Speeding up RStan

Hi @bgoodri !

I followed your suggestions to look into RcppParallel for the purpose of linking with the Intel TBB. That seems to work great - and we should probably make use of the TBB malloc replacement already now in order to speedup Stan programs. That is, on macOS I have observed really nice speedups from linking in the libtbbmalloc_proxy library which is distributed with RcppParallel.
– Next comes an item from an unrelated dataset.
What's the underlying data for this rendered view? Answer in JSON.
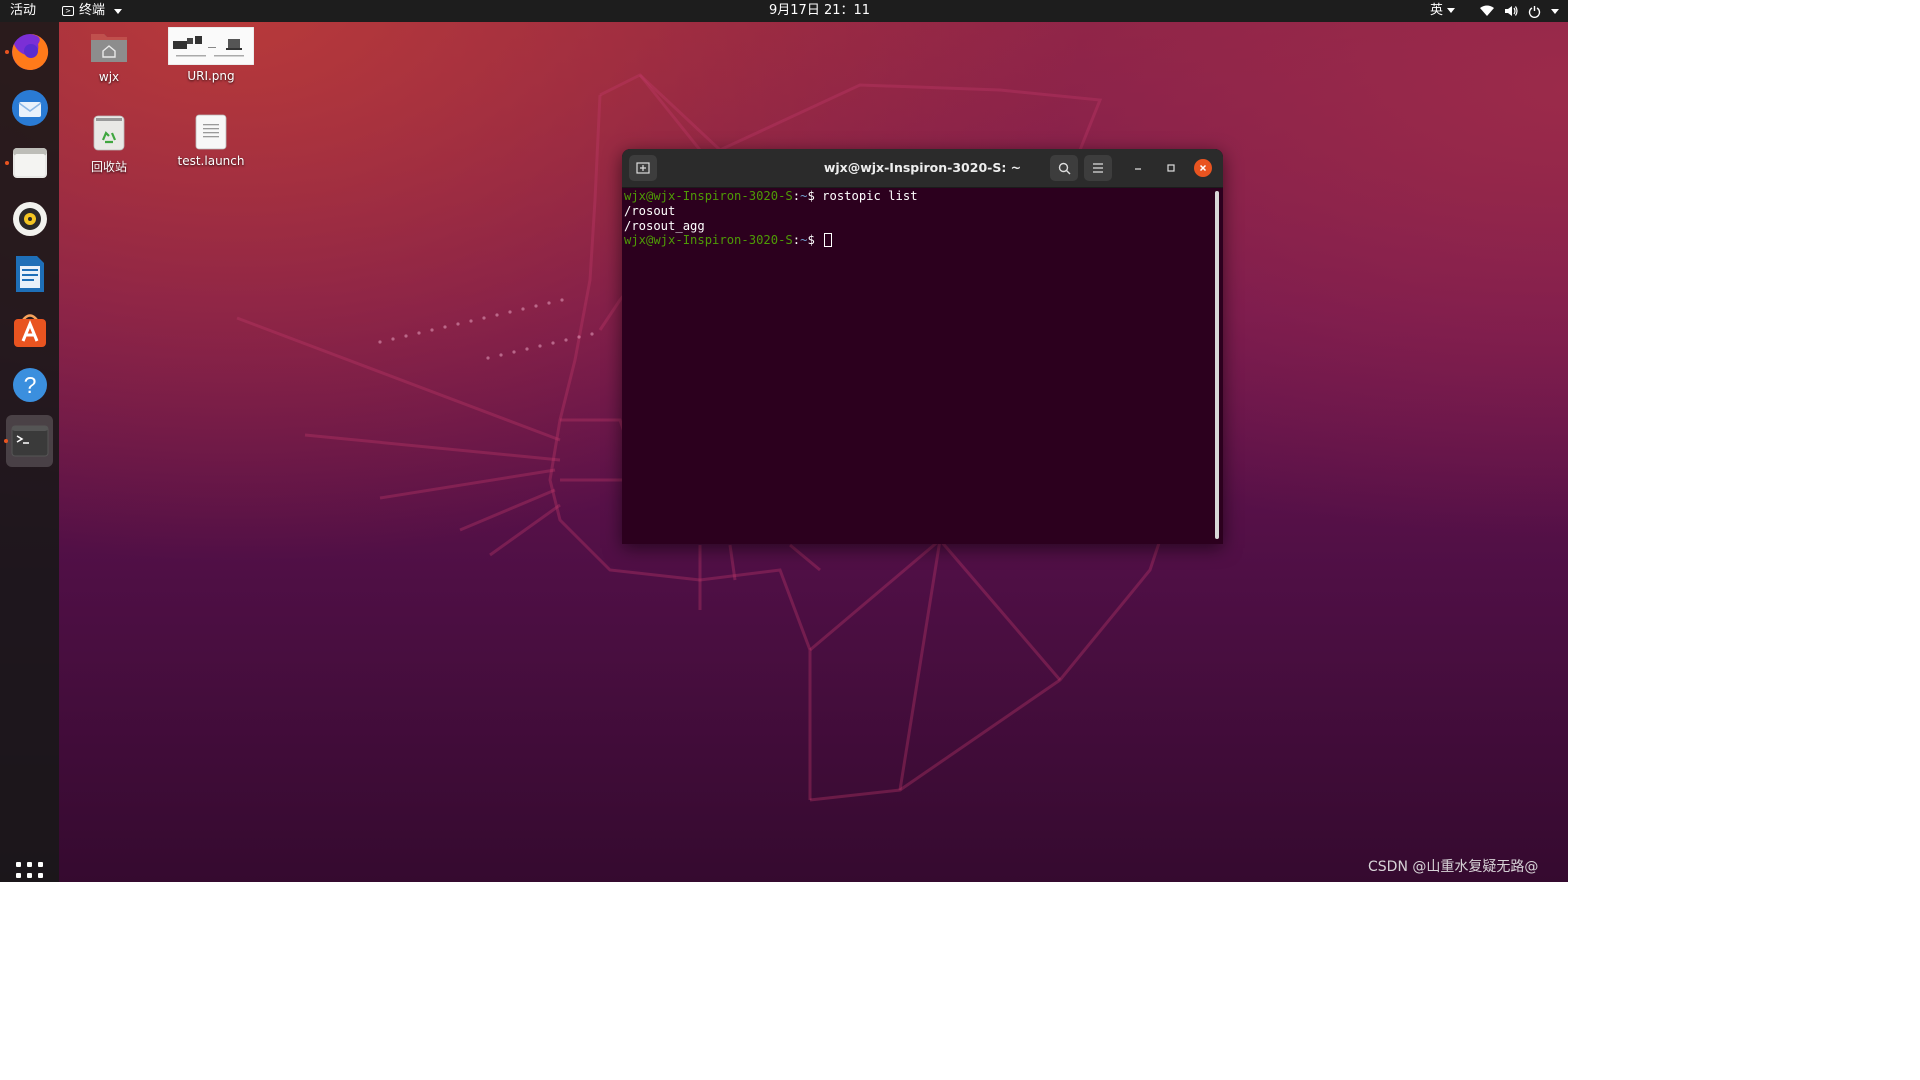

So here is the speedup when using this under R using on 4 cores the warfarin example I used for StanCon:

rstan 2.18.2:
   user  system elapsed
473.629   6.424 138.410


rstan 2.18.2 with tbbmalloc_proxy from RcppParallel:
   user  system elapsed
324.721   5.540  96.020

So this is a decent speedup and I really only changed loading the respective library. Right now this is a bit non-straightforward. What I had to do is along these lines:

In ~/.R/Makevars:
LDFLAGS += /Users/weberse2/R/2019-03-20-transient/RcppParallel/lib/libtbbmalloc.dylib /Users/weberse2/R/2019-03-20-transient/RcppParallel/lib/libtbbmalloc_proxy.dylib

In the R sources:

tbbmalloc_proxy  <- system.file("lib/libtbbmalloc_proxy.dylib", package="RcppParallel")
tbbmalloc  <- system.file("lib/libtbbmalloc.dylib", package="RcppParallel")
tbblib  <- system.file("lib/", package="RcppParallel")

Sys.getenv("DYLD_LIBRARY_PATH")
Sys.setenv(DYLD_LIBRARY_PATH=tbblib)
Sys.getenv("DYLD_LIBRARY_PATH")

dyn.load(tbbmalloc_proxy)
dyn.load(tbbmalloc)

pd_model_par_tbb  <- stan_model("warfarin_pd_tlagMax_2par_generated_218_tbb.stan", verbose=TRUE)

There is probably a better way to do it which is in line with R conventions… but I do not know this conventions and wanted to make it work; and voila, we see almost 40% speedup on my single run here. I haven’t seen these speedups on Linux and I don’t know about Windows… and possibly this model is benefiting a lot more than others.

However, what about we make this available as an easy to use option in RStan?

Best,
Sebastian

2 Likes

I’ll look into. It is probably similar to how we link to StanHeaders to access the SUNDIALS shared object:

1 Like

Hi @bgoodri !

Have look at the very bottom of the PR link below. There you see that we get some neat speedups from linking in the tbbmalloc_proxy library. So 6% on average and up to 18% for some models. Again, this is for free, since the only thing which changed is linking against the scalable memory allocator from the TBB.

2 Likes

I do love free.

Oh… it’s better than that - free and good!